British Prime Minister Tony Blair has called the violence in Sudan's Darfur "ethnic cleansing," and he is vowing to keep up pressure on the government in Khartoum to stop it.
Prime Minister Blair has told parliament he is in close contact with the United States and the United Nations on how to end the conflict in Darfur, which had displaced more than one million people since last year.
Britain has recently pledged another $51 million in aid for Darfur, making it the second biggest donor after the United States. Mr. Blair says he wants to see if the assistance gets delivered.
"I think the key things now are, first of all, to make sure that whatever aid is given actually goes through to the people that need it most," he said. "Secondly, to keep up pressure on the government of Sudan to make sure that they are dealing with the real problems that are giving rise to the violence and the ethnic cleansing and we continue to put as much pressure as we possibly can on them to do that, along with the United States."
The leader of the opposition Liberal Democrat party, Charles Kennedy, said he fears a Rwanda-style genocide may be unfolding in Sudan.

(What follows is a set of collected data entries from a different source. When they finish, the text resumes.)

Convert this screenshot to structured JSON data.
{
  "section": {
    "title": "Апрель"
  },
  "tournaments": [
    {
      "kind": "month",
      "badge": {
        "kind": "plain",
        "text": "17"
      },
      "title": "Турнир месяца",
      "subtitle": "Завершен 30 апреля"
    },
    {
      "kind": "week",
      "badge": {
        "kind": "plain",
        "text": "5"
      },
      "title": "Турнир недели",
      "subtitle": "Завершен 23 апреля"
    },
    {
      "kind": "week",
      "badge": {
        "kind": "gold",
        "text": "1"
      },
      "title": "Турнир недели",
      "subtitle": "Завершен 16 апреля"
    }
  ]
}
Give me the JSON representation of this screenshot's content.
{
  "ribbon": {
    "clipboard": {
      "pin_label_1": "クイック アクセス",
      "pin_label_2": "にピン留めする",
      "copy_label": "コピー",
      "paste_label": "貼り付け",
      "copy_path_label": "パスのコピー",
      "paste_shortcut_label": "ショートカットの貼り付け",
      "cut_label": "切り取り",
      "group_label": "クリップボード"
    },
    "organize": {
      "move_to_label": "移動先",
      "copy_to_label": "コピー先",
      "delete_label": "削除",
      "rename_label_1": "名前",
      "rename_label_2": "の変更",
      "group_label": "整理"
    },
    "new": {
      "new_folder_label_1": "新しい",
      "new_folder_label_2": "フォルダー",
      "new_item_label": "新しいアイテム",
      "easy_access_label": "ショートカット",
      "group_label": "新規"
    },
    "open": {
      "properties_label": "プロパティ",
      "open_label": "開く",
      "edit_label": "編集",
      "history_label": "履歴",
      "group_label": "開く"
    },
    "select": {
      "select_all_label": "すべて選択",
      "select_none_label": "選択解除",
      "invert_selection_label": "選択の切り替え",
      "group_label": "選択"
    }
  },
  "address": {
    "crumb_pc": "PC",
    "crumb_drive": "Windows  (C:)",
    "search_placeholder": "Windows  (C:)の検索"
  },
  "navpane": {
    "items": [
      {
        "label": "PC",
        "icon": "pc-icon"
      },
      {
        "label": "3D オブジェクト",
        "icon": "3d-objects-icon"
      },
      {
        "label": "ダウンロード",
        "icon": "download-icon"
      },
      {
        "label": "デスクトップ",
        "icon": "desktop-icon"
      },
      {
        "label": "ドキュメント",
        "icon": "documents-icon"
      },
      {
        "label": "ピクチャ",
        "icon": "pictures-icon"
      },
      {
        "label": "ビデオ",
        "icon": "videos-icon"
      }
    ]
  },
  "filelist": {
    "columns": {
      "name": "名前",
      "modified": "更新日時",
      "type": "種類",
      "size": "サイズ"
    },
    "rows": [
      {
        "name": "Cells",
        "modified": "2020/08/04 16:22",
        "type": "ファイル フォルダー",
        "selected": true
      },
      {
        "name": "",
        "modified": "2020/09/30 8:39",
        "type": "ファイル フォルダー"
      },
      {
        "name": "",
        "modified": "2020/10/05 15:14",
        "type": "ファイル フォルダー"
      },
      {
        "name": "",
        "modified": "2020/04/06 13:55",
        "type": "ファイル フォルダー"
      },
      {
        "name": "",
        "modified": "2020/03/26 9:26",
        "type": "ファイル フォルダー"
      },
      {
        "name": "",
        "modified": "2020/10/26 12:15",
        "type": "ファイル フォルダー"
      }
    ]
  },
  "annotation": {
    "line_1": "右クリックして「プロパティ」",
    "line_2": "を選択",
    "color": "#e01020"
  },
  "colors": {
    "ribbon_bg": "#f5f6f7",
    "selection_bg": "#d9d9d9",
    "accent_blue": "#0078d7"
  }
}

"The international community must recognize the absolute sense of urgency which now attaches itself to this, not least the fact that we cannot adequately expect only 60 United Nations monitors and 300 troops to be patrolling an area geographically the size of France," said Mr. Kennedy. "On a humanitarian basis, the real danger now is that we could be facing the obscenity of another Rwanda."
Mr. Blair did not speak directly of any type of international military intervention in the crisis, but he did say all options must remain open.
"We will continue to monitor the situation very carefully as well, and we will rule absolutely nothing out in this situation," he said. "So let us see how the results of the extra aid develop over the coming days, but we will keep a very, very close watch on this and I am in contact with other ministers on this issue literally every day."
The Darfur conflict broke out 18 months ago when two rebel groups took up arms against the Arab-controlled Khartoum government, accusing it of ignoring the needs of the region's predominately black population. Since then, Arab militiamen backed by the Sudanese military have swept through the region. Human rights monitors accuse the militia of a wide range of atrocities, including rape and murder.